Resozialisieren, nicht verwahren

■ Interview mit Ralph Ghadban, Mitarbeiter des Diakonischen Werks, über die Weisung des Senats zum Bleiberecht für Flüchtlinge und ihre Auswirkung für ausländische ehemalige Straftäter

Ghadban ist Leiter der Beratungsstelle für Flüchtlinge aus dem arabischen Raum und zuständig für die Arbeit mit arabischen Straffälligen. Er ist zudem Anstaltsbeirat der JVA Tegel.

taz: Wie bewerten Sie die Weisung des Senats zum Bleiberecht für Flüchtlinge?

Ghadban: Die Weisung führt letztlich die „Altfallregelungen“ der ehemaligen Senatoren Lummer und Kewenig fort. Die neue Weisung versucht zum ersten Mal ernsthaft, das Problem der Sträflinge zu behandeln. Die praktische Umsetzung fehlt aber noch. Da heißt es jetzt, daß bestimmte Straftäter hier bleiben können unter der Bedingung, daß sie an Resozialisierungsmaßnahmen teilnehmen und eine positive Prognose der Anstalt erhalten.

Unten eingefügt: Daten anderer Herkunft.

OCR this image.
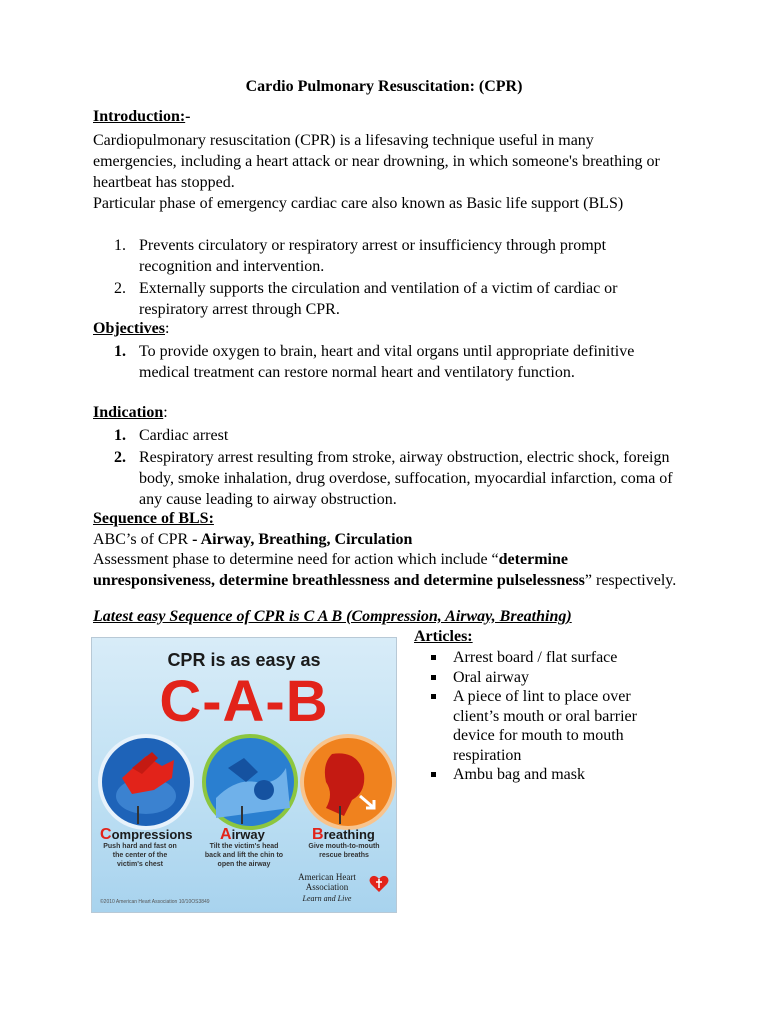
Cardio Pulmonary Resuscitation: (CPR)
Introduction:-
Cardiopulmonary resuscitation (CPR) is a lifesaving technique useful in many emergencies, including a heart attack or near drowning, in which someone's breathing or heartbeat has stopped.
Particular phase of emergency cardiac care also known as Basic life support (BLS)
1. Prevents circulatory or respiratory arrest or insufficiency through prompt recognition and intervention.
2. Externally supports the circulation and ventilation of a victim of cardiac or respiratory arrest through CPR.
Objectives:
1. To provide oxygen to brain, heart and vital organs until appropriate definitive medical treatment can restore normal heart and ventilatory function.
Indication:
1. Cardiac arrest
2. Respiratory arrest resulting from stroke, airway obstruction, electric shock, foreign body, smoke inhalation, drug overdose, suffocation, myocardial infarction, coma of any cause leading to airway obstruction.
Sequence of BLS:
ABC’s of CPR - Airway, Breathing, Circulation
Assessment phase to determine need for action which include “determine unresponsiveness, determine breathlessness and determine pulselessness” respectively.
Latest easy Sequence of CPR is C A B (Compression, Airway, Breathing)
CPR is as easy as
C-A-B
Compressions Airway	Breathing
Push hard and fast on the center of the victim's chest
Tilt the victim's head back and lift the chin to open the airway
Give mouth-to-mouth rescue breaths
American Heart Association
Learn and Live
©2010 American Heart Association 10/10OS3849
Articles:
Arrest board / flat surface
Oral airway
A piece of lint to place over client’s mouth or oral barrier device for mouth to mouth respiration
Ambu bag and mask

Und wenn es so weiterläuft wie bisher, wird sich kaum etwas verbessern.

Wie läuft es denn bisher?

Es geht hier um solche ausländische Straffälligen, die nach Ende der Haft abgeschoben werden sollen. Für diese Menschen werden bislang überhaupt keine Prognosen gestellt. Nur bei Vollzugslockerungen oder einem Antrag auf frühzeitige Entlassung kommt es zu einer Prognose seitens der Anstalt. Von Vollzugslockerungen oder frühzeitigen Entlassungen sind Ausländer aber faktisch ausgeschlossen. Es gibt Ausnahmen aber dann muß nicht nur die Anstaltsleitung, sondern auch die Ausländerbehörde, und bei Vergehen gegen das Betäubungsmittelgesetz auch das Rauschgiftdezernat eingeschaltet werden.

An welchen Resozialisierungsmaßnahmen nehmen Ausländer im Strafvollzug bisher teil?

Wenn von Beginn an klar ist, daß nach Verbüßung der Strafe eine Ausreiseverfügung von der Ausländerbehörde besteht, dann wird der Häftling im Gefängnis gar nicht weiter beachtet, sondern faktisch nur verwahrt. Er muß aber doch erstmal in den Haftanstalten an Resozialisierungsmaßnahmen teilnehmen können, damit es dann überhaupt etwas zu prognostizieren gibt.

Von seiten der CDU und der „Republikaner“ wird behauptet, Berlin werde nun zum Tummelplatz für ausländische Straftäter - vor allem aber für Drogenhändler.

Es stimmt, daß viele der 220 ausländischen Insassen im Berliner Strafvollzug wegen Verstoßes gegen das BTM-Gesetz einsitzt. Aber da gibt's doch gewaltige Unterschiede. Da ist der Kurier, der sein Taschengeld in Höhe von 70 Mark Sozialhilfe bekommen hat, dann was schmuggelt und damit 50 oder 100 Mark verdient. Dann gibt es diejenigen Drogenabhängigen, die Straftaten begehen, um ihren eigenen Bedarf zu decken. Und schließlich die großen Fische. Aber da muß man differenzieren.

Auch der ehemalige Innensenator Kewenig hatte in seiner „Altfallregelung“ für ehemalige Straftäter mit Strafen bis zu 90 Tagen die Möglichkeit einer Aufenthaltserlaubnis vorgesehen. Hat sich das in irgendeiner Weise bemerkbar gemacht?

Nach der Kewenig-Regelung ging vor allem die Zahl der kleinen Delikte, wie zum Beispiel Hehlerei und Eigentumsdelikte, zurück. Das ist ja logisch, denn plötzlich hatten die Leute was zu verlieren, nämlich ihre Aufenthaltserlaubnis. Und plötzlich gab es anstelle der ständig drohenden Abschiebung eine Perspektive für sie. Die neue Weisung mit anderen begleitenden Maßnahmen, wie zum Beispiel die Auszahlung der Sozialhilfe, wird die Kriminalität sicher weiter senken und dafür sorgen, daß diese Menschen besser integriert werden können.